Online Play Delivers A Flawless Victory
What good is a competitive fighting game without proper online support, though? When I played through the initial stress test, I was worried. The game looked great, even back then, but the online performance was less than stellar. However, after spending just under 9 hours online with this title, I am happy to say that it’s a smooth operator now.
Facing off in Kombat against other talented players has always been one of the strongest selling points of the Mortal Kombat series, and Mortal Kombat 1 keeps the tradition of Kombat alive and well. While playing connected with an ethernet connection, I faced little to no issues with delay, lag, or disconnects. The online portion of this title feels smooth and fully functional, and it seems the team at NetherRealm is closely monitoring it, taking it down for maintenance if anything seems to be going wrong.
Featuring Rollback Netcode, it’s one of the smoothest online experiences I’ve had in quite some time, especially with a fighting game.
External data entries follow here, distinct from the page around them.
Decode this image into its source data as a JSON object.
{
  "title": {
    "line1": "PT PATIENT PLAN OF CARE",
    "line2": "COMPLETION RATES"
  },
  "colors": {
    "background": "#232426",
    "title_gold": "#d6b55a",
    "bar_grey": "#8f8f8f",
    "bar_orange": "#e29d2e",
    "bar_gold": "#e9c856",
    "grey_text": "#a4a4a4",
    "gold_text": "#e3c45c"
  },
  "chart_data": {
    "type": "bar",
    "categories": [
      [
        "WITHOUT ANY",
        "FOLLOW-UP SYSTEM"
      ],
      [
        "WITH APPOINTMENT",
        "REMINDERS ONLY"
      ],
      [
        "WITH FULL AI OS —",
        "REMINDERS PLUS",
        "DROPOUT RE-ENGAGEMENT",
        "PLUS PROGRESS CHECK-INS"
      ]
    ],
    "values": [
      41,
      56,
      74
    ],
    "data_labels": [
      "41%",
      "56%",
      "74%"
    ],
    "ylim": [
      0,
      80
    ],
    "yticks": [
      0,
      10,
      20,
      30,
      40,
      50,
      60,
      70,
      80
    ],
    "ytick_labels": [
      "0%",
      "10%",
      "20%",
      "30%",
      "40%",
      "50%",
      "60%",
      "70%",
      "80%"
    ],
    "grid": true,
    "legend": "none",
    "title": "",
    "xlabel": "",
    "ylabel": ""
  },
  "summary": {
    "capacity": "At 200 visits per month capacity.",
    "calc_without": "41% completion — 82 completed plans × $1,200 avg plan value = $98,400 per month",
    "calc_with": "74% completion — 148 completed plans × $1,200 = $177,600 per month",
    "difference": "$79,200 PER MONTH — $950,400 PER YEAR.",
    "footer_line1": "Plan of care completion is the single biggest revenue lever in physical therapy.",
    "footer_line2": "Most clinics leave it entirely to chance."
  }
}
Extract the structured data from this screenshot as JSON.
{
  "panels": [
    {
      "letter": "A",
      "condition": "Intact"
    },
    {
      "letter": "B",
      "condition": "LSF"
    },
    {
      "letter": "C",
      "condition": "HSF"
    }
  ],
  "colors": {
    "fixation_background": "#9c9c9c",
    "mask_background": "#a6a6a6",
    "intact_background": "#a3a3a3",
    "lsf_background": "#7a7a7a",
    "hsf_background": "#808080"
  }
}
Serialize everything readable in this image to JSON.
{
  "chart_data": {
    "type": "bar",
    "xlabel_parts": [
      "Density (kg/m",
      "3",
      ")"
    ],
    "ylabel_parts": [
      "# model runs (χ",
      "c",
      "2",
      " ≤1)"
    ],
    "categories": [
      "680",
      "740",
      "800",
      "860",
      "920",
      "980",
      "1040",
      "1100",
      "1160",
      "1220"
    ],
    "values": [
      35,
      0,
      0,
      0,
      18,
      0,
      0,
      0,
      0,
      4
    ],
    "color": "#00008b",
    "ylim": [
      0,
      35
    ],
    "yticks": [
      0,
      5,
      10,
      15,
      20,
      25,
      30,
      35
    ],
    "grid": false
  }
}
It immediately flooded my mind with memories of playing Mortal Kombat (2011) with a group of friends, watching as we each took turns trying to take down the reigning champion in tournament mode. Mortal Kombat 1 delivers not only from a single-player standpoint but excels as a Multiplayer extravaganza.
Mortal Kombat 1 is an absolute love letter to fans in every facet of its design. From the exquisitely designed stages that morph and meld as the combat reaches the highest points of the action to the revamped characters that you’ll find within this new version of the world, Mortal Kombat 1 may be my new personal favorite Mortal Kombat experience. You can feel the love that NetherRealms Studios put into this entry, and it shows in every way.
While the sometimes stilted and cringy dialogue in the main story may be a knock off of an otherwise excellent game, there is very little here to complain about. Mortal Kombat 1 has instantly gone to the top of my favorite fighting games of all time, challenging the likes of classic Mortal Kombat games and even the most recent in other franchises. Get ready for Kombat, Mortal, and strap in for a wild ride.
Mortal Kombat 1
Mortal Kombat 1 is an absolute love letter to fans in every facet of its design. From the exquisitely designed stages that morph and meld as the combat reaches the highest points of the action to the revamped characters that you'll find within this new version of the world, Mortal Kombat 1 may be my new personal favorite Mortal Kombat experience.
- Meticulous attention to detail
- Sound work is out of this realm
- Kombatants feel excellent to control
- Filled to the brim with content
- Voice work is somewhat cringy during Story Mode
- Kameo characters pull down the main roster slightly
A copy of this game was provided by the publisher for review. Reviewed on PlayStation 5.